Les particularités du pays ? Une population très diverse, et installée pour une durée déterminée. Autant de critères qui impactent les services proposés. Entretien avec Jennifer Howe, directrice technique de Vodafone Qatar.

L'Atelier : L'explosion économique du Qatar est relativement récente. Il n'y a longtemps eu qu'un seul opérateur, QTel. Et Vodafone depuis deux ans. Quelle spécificité du secteur a suscité votre intérêt ?

Jennifer Howe : Ce qu'il faut savoir, c'est que le Qatar est un pays extrêmement multiculturel, dans lequel il y a une quarantaine de nationalités. La plupart des individus sont ici pour une durée déterminée. C'est d'ailleurs cet aspect transitoire qui est intéressant : il donne la possibilité d'acquérir en permanence de nouveaux consommateurs. L'autre chose, c'est que la population est en permanence en train d'augmenter. Selon les prédictions, il devrait y avoir environ 3 millions de personnes à la veille de la Coupe du monde de 2022.

Bien sûr, mais cette succession de flux de population sous-entend aussi une clientèle volatile ?

C'est vrai. Dans le pays, on peut dire que ce sont les communautés qui sont fidèles, avant les individus. Il est du coup nécessaire de calibrer nos offres en fonction de ces cibles.

Il est d'ailleurs possible de découper la population en segments très distincts.

Oui, et les demandes en termes de services mobiles sont très différentes. A l'opérateur de s'adapter. Les travailleurs venus pour une période déterminée ne dépensent pas beaucoup. Et leur but principal est d'envoyer le plus d'argent possible chez eux. Ici, le rôle du fournisseur est de les rapprocher de leur famille. En ce qui concerne les Qatari, les expatriés plus aisés et les entreprises, le but n'est évidemment pas le même. Finalement, il s'agit plus ou moins au Qatar d'un mélange entre marché émergent et marché mature.  

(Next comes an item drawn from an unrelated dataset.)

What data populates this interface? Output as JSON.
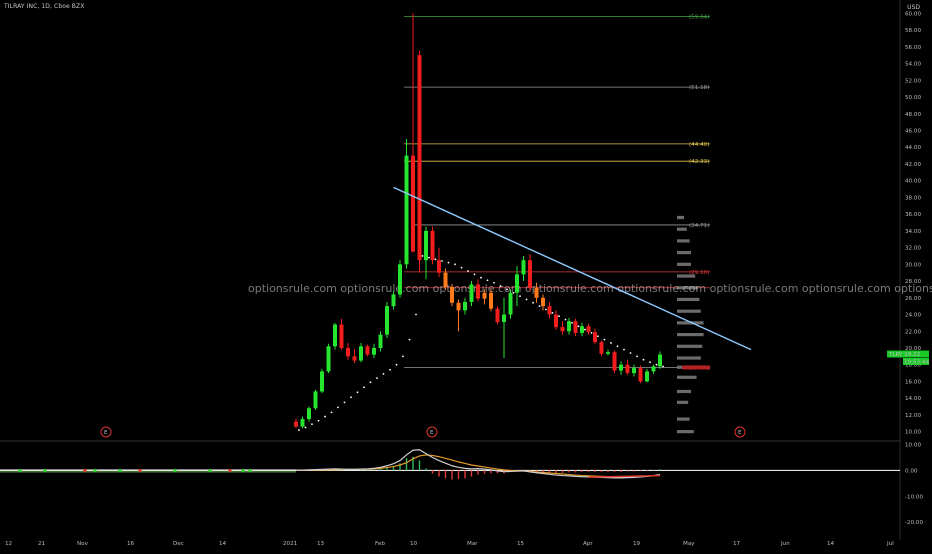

Reste que pour le moment, c'est le premier segment mentionné que vous avez le plus attiré. Pour les autres, les offres sont très récentes ou encore inexistantes.

Certes, mais en tant que relativement nouvel opérateur, nous devons encore nous focaliser sur les basiques : la voix, les SMS, le haut-débit et enfin le web mobile. La plupart des acteurs concernés complexifient leur offre après plusieurs années. Nous essayons de faire les deux : améliorer la qualité de nos acquis et nous centrer sur les services. Il est vrai que les consommateurs ont des attentes. Ils ont été patients, mais veulent désormais des services. Mais ils reconnaissent les bienfaits de la concurrence. QTel avant était seul sur le marché. L'arrivée de Vodafone a fait que désormais les consommateurs veulent avoir le choix. La qualité de service et les offres idoines feront ensuite venir les grands comptes.